Under the terms of the Zimbabwean constitution, Mugabe would be declared the automatic winner if Tsvangirai refused to take part in a second round.
A senior Mugabe aide meanwhile accused the commission of deflating the figures for the incumbent but said the octogenarian leader would contest a run-off.
Mugabe's ZANU-PF party is challenging another 52 results from elections in which it lost control of parliament for the first time since 1980.
Mugabe has remained silent on the outcome of the presidential vote, but his control of the security apparatus has led the MDC to conclude that he will seek to intimidate voters into giving him a sixth term.
But the hero of the 1970s war against white minority rule has found himself increasingly isolated since election day with an international outcry over an upsurge in violence.
No Western observers were allowed to oversee the ballot and a team from the Southern African Development Community (SADC) was widely criticised for giving it a largely clean bill of health.

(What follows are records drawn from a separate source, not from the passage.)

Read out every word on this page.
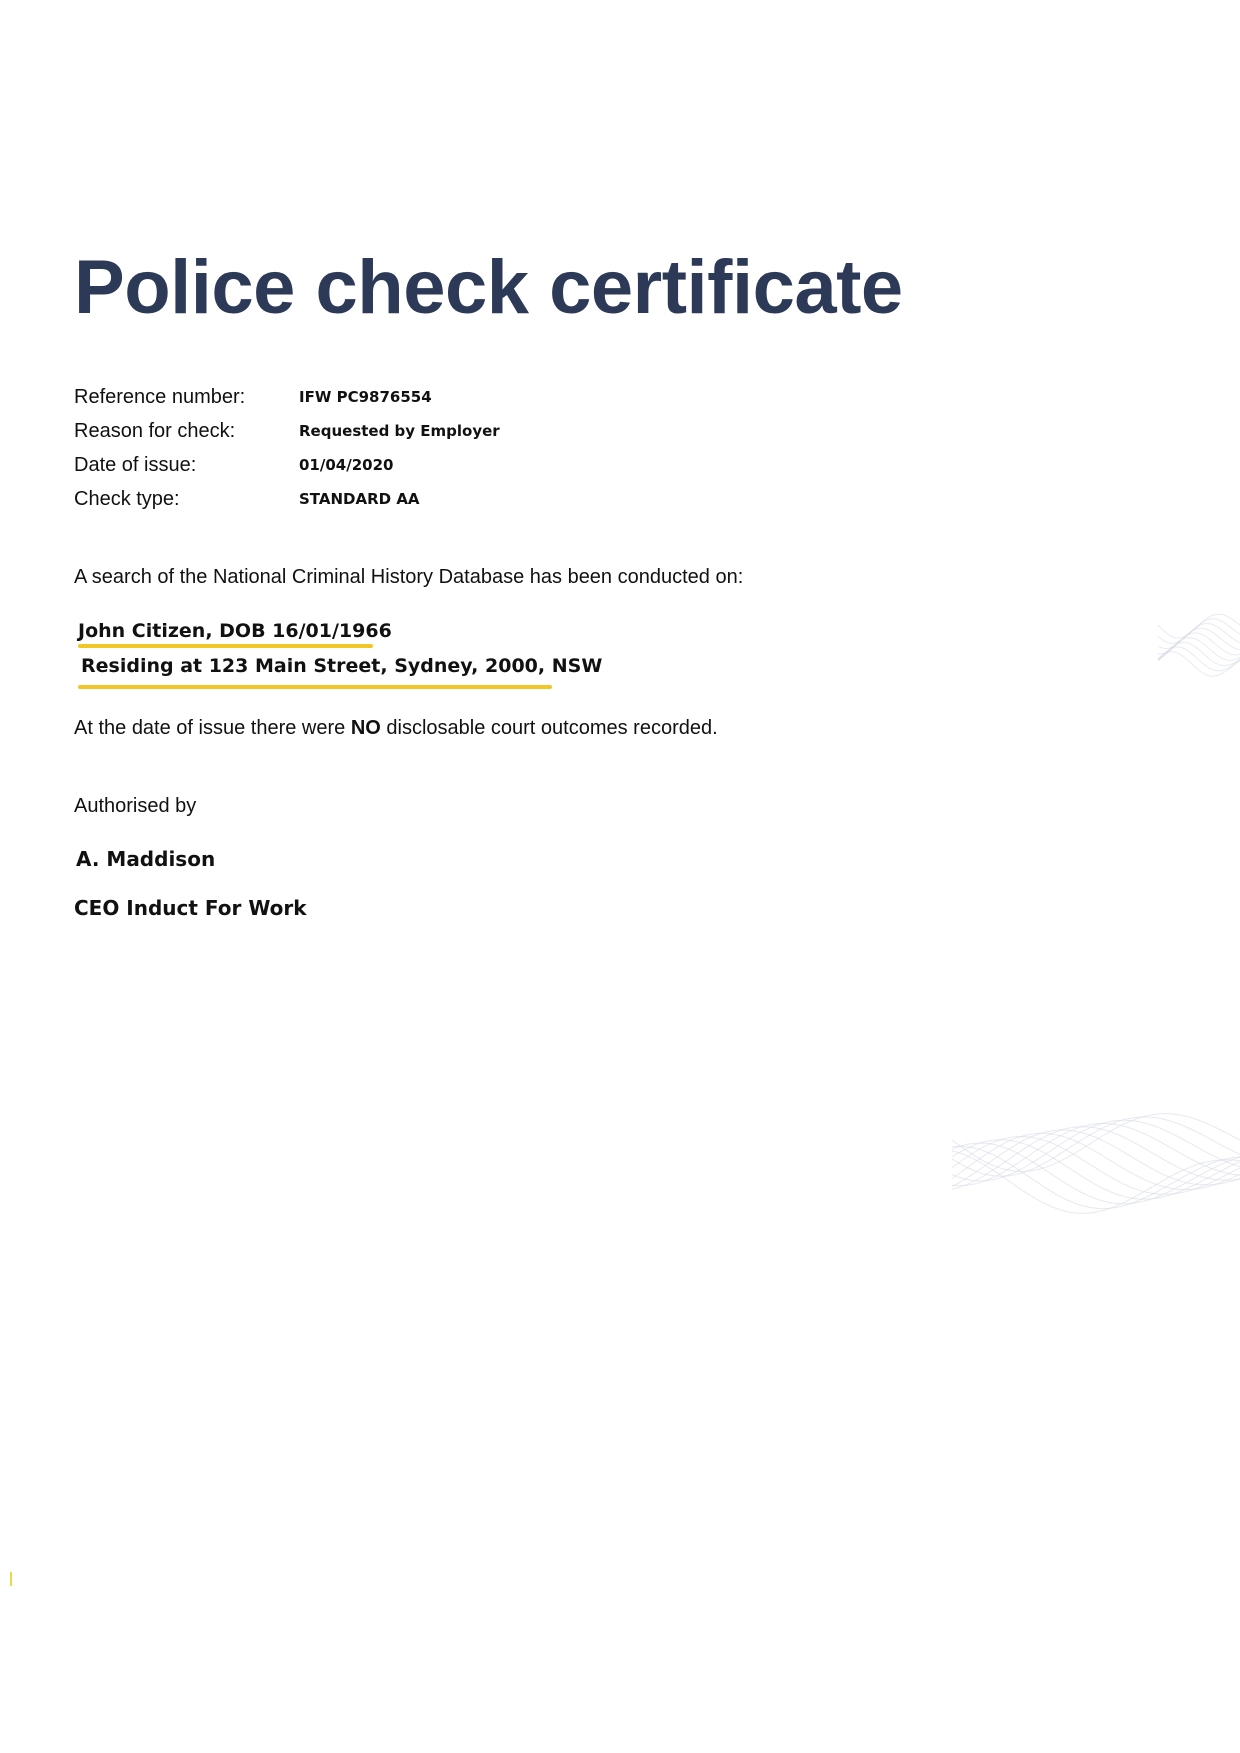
Police check certificate
Reference number:	IFW PC9876554
Reason for check:	Requested by Employer
Date of issue:	01/04/2020
Check type:	STANDARD AA

A search of the National Criminal History Database has been conducted on:

John Citizen, DOB 16/01/1966
Residing at 123 Main Street, Sydney, 2000, NSW

At the date of issue there were NO disclosable court outcomes recorded.

Authorised by
A. Maddison
CEO Induct For Work
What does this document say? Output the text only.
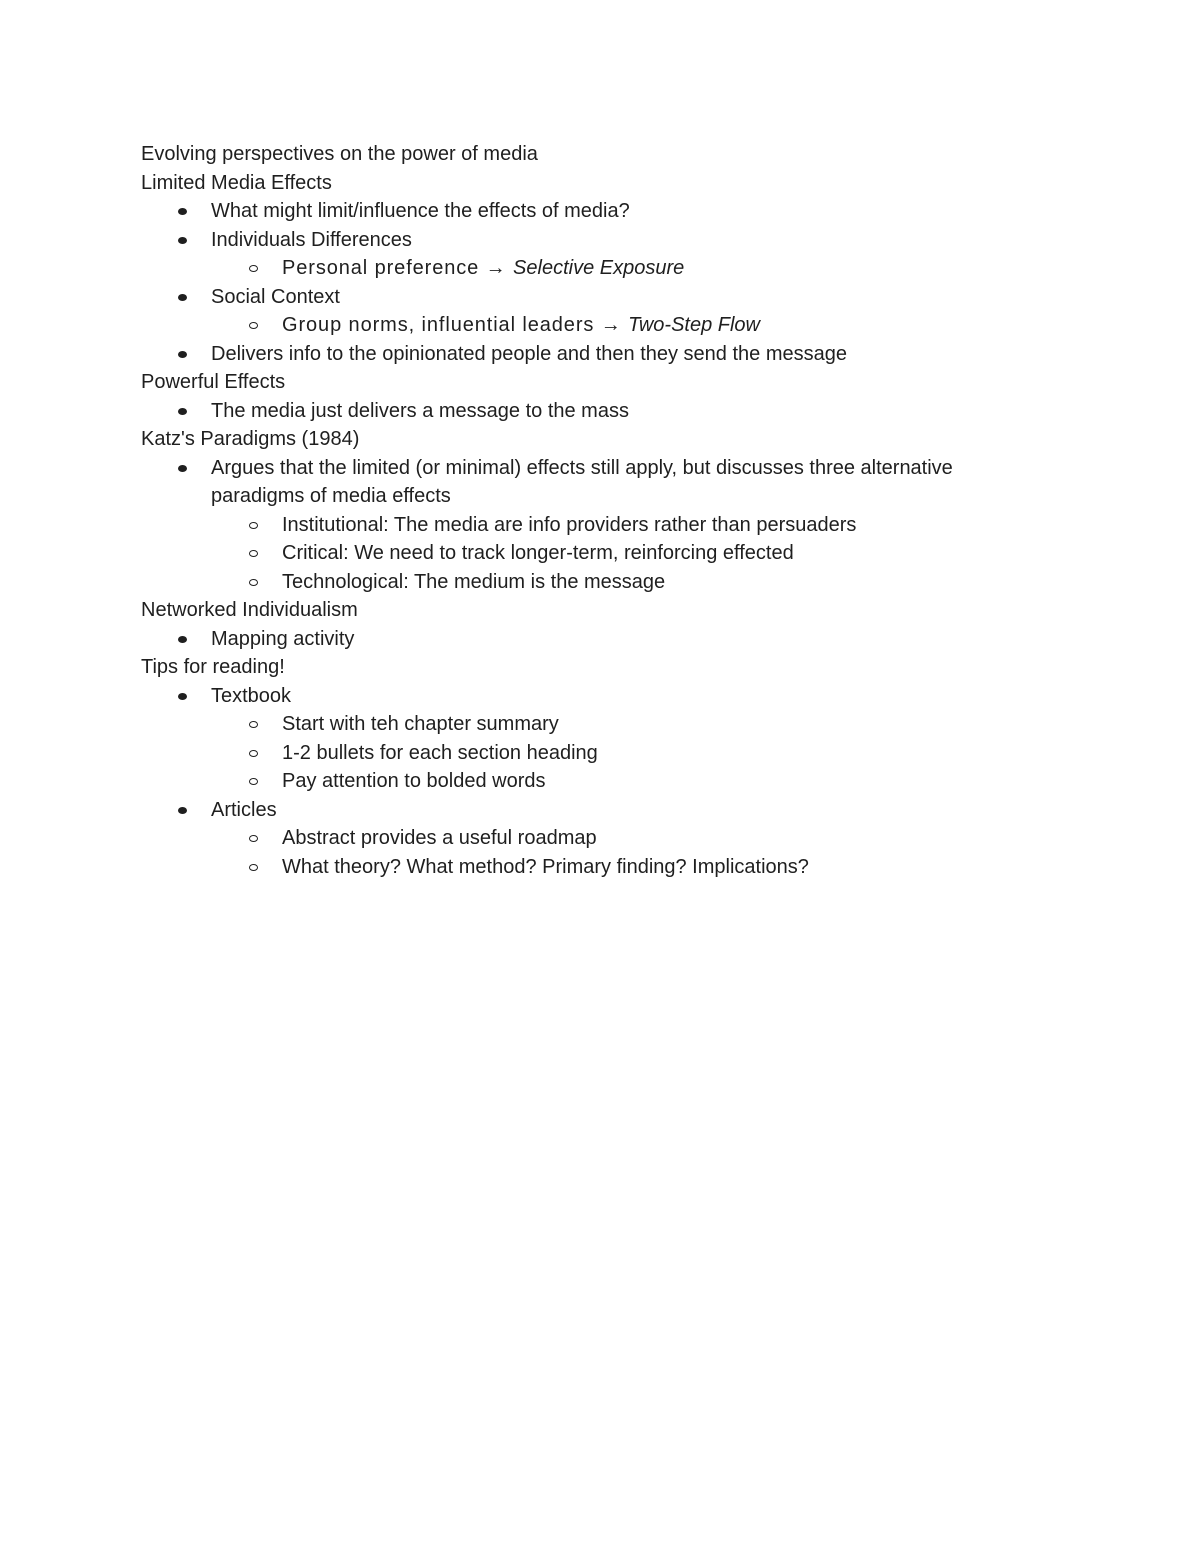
Evolving perspectives on the power of media
Limited Media Effects
What might limit/influence the effects of media?
Individuals Differences
Personal preference → Selective Exposure
Social Context
Group norms, influential leaders → Two-Step Flow
Delivers info to the opinionated people and then they send the message
Powerful Effects
The media just delivers a message to the mass
Katz's Paradigms (1984)
Argues that the limited (or minimal) effects still apply, but discusses three alternative paradigms of media effects
Institutional: The media are info providers rather than persuaders
Critical: We need to track longer-term, reinforcing effected
Technological: The medium is the message
Networked Individualism
Mapping activity
Tips for reading!
Textbook
Start with teh chapter summary
1-2 bullets for each section heading
Pay attention to bolded words
Articles
Abstract provides a useful roadmap
What theory? What method? Primary finding? Implications?
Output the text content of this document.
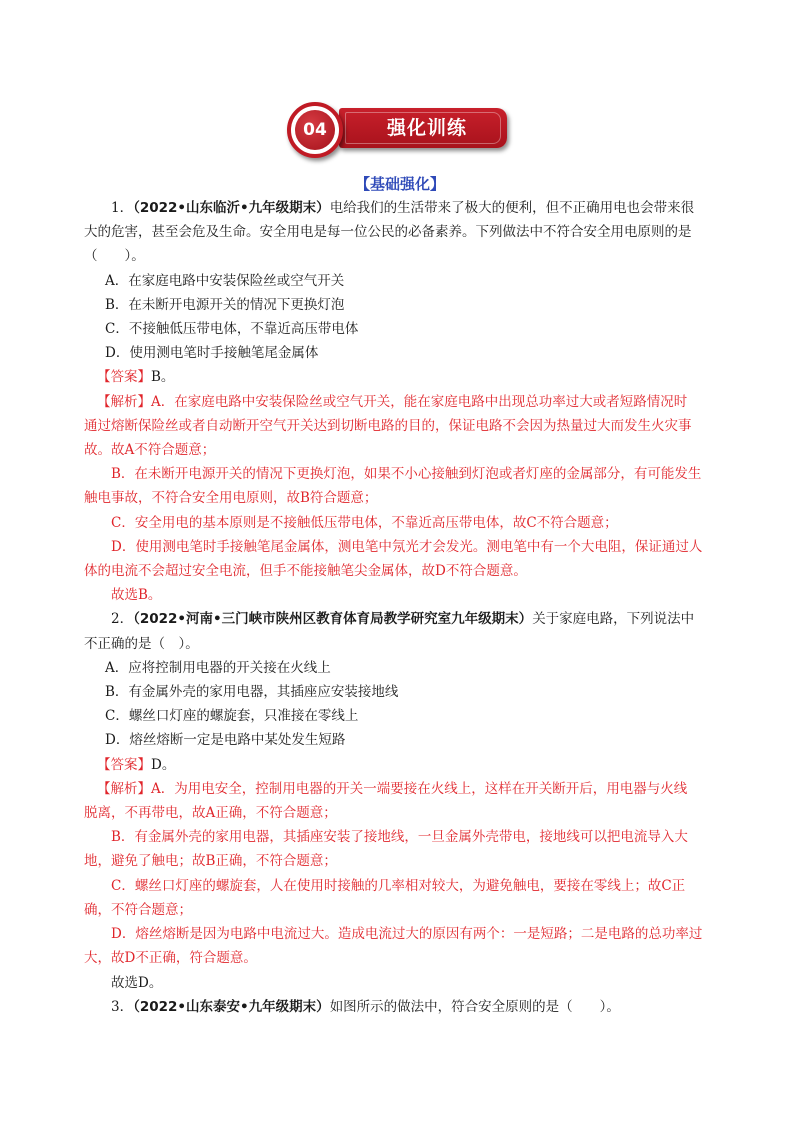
强化训练
04
【基础强化】
1．（2022•山东临沂•九年级期末）电给我们的生活带来了极大的便利，但不正确用电也会带来很
大的危害，甚至会危及生命。安全用电是每一位公民的必备素养。下列做法中不符合安全用电原则的是
（　　）。
A．在家庭电路中安装保险丝或空气开关
B．在未断开电源开关的情况下更换灯泡
C．不接触低压带电体，不靠近高压带电体
D．使用测电笔时手接触笔尾金属体
【答案】B。
【解析】A．在家庭电路中安装保险丝或空气开关，能在家庭电路中出现总功率过大或者短路情况时
通过熔断保险丝或者自动断开空气开关达到切断电路的目的，保证电路不会因为热量过大而发生火灾事
故。故A不符合题意；
B．在未断开电源开关的情况下更换灯泡，如果不小心接触到灯泡或者灯座的金属部分，有可能发生
触电事故，不符合安全用电原则，故B符合题意；
C．安全用电的基本原则是不接触低压带电体，不靠近高压带电体，故C不符合题意；
D．使用测电笔时手接触笔尾金属体，测电笔中氖光才会发光。测电笔中有一个大电阻，保证通过人
体的电流不会超过安全电流，但手不能接触笔尖金属体，故D不符合题意。
故选B。
2．（2022•河南•三门峡市陕州区教育体育局教学研究室九年级期末）关于家庭电路，下列说法中
不正确的是（　）。
A．应将控制用电器的开关接在火线上
B．有金属外壳的家用电器，其插座应安装接地线
C．螺丝口灯座的螺旋套，只准接在零线上
D．熔丝熔断一定是电路中某处发生短路
【答案】D。
【解析】A．为用电安全，控制用电器的开关一端要接在火线上，这样在开关断开后，用电器与火线
脱离，不再带电，故A正确，不符合题意；
B．有金属外壳的家用电器，其插座安装了接地线，一旦金属外壳带电，接地线可以把电流导入大
地，避免了触电；故B正确，不符合题意；
C．螺丝口灯座的螺旋套，人在使用时接触的几率相对较大，为避免触电，要接在零线上；故C正
确，不符合题意；
D．熔丝熔断是因为电路中电流过大。造成电流过大的原因有两个：一是短路；二是电路的总功率过
大，故D不正确，符合题意。
故选D。
3．（2022•山东泰安•九年级期末）如图所示的做法中，符合安全原则的是（　　）。
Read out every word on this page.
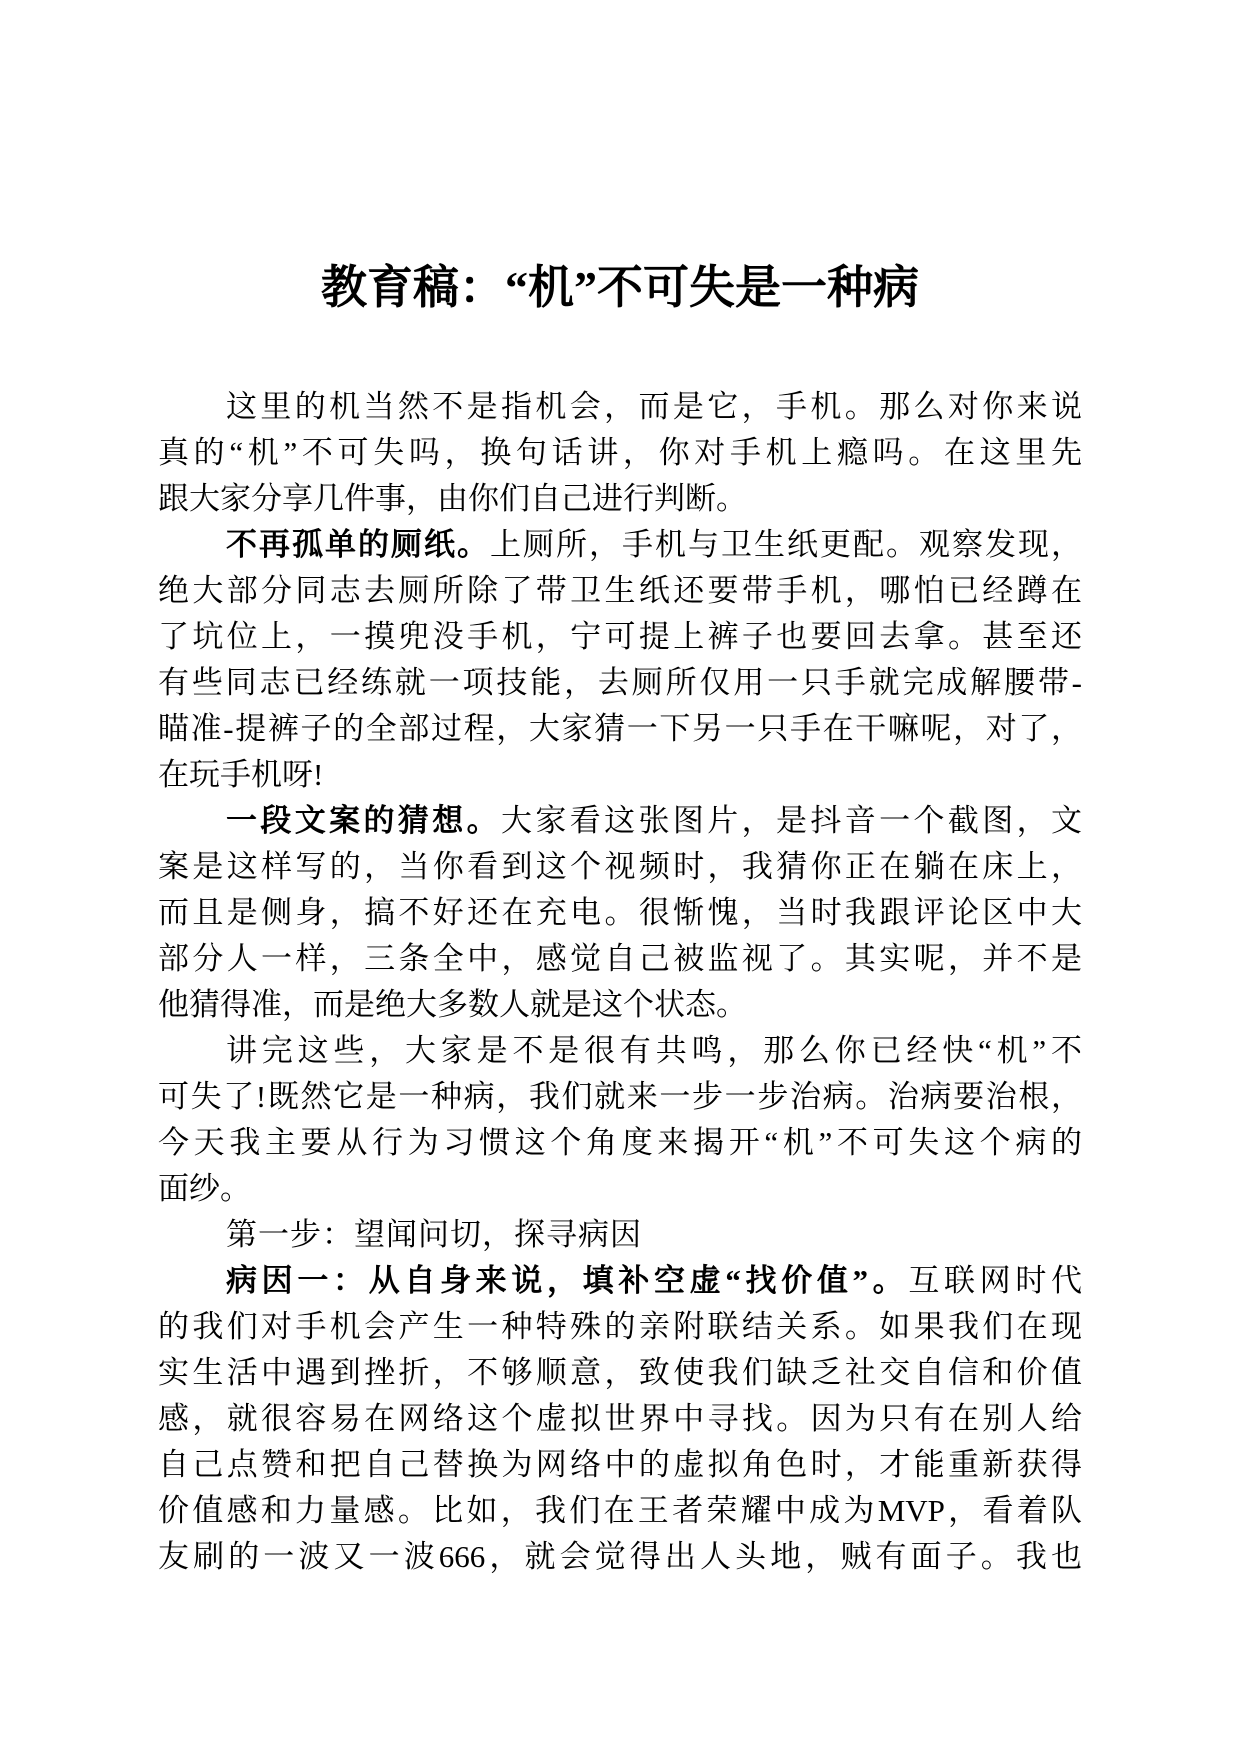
教育稿：“机”不可失是一种病
这里的机当然不是指机会，而是它，手机。那么对你来说
真的“机”不可失吗，换句话讲，你对手机上瘾吗。在这里先
跟大家分享几件事，由你们自己进行判断。
不再孤单的厕纸。上厕所，手机与卫生纸更配。观察发现，
绝大部分同志去厕所除了带卫生纸还要带手机，哪怕已经蹲在
了坑位上，一摸兜没手机，宁可提上裤子也要回去拿。甚至还
有些同志已经练就一项技能，去厕所仅用一只手就完成解腰带-
瞄准-提裤子的全部过程，大家猜一下另一只手在干嘛呢，对了，
在玩手机呀!
一段文案的猜想。大家看这张图片，是抖音一个截图，文
案是这样写的，当你看到这个视频时，我猜你正在躺在床上，
而且是侧身，搞不好还在充电。很惭愧，当时我跟评论区中大
部分人一样，三条全中，感觉自己被监视了。其实呢，并不是
他猜得准，而是绝大多数人就是这个状态。
讲完这些，大家是不是很有共鸣，那么你已经快“机”不
可失了!既然它是一种病，我们就来一步一步治病。治病要治根，
今天我主要从行为习惯这个角度来揭开“机”不可失这个病的
面纱。
第一步：望闻问切，探寻病因
病因一：从自身来说，填补空虚“找价值”。互联网时代
的我们对手机会产生一种特殊的亲附联结关系。如果我们在现
实生活中遇到挫折，不够顺意，致使我们缺乏社交自信和价值
感，就很容易在网络这个虚拟世界中寻找。因为只有在别人给
自己点赞和把自己替换为网络中的虚拟角色时，才能重新获得
价值感和力量感。比如，我们在王者荣耀中成为MVP，看着队
友刷的一波又一波666，就会觉得出人头地，贼有面子。我也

However in a report released Friday after a follow-up mission to monitor a recent partial recount, SADC expressed alarm at rising levels of violence that the MDC claims has left 20 of its supporters dead.
Meanwhile South African President Thabo Mbeki, a continental heavyweight who has been trying to defuse the political and economic crises in Zimbabwe, told religious leaders in Pretoria that he will send a mission to probe political violence in Zimbabwe, the SAPA news agency reported.
"He assured us that he would do everything to ensure that a second round of the run-off election happens in an atmosphere of peace," Nyansako Ni-Nku, head of the All-Africa Conference of Churches, was quoted as saying.
"In order to achieve that, the president said that right away they will despatch a team to check every allegation of violence," he said.
A one-time regional model, Zimbabwe now has the world's highest rate of inflation at 165,000 percent. Unemployment stands at over 80 percent, basic foodstuffs are scarce and life expectancy has dropped to 36 years.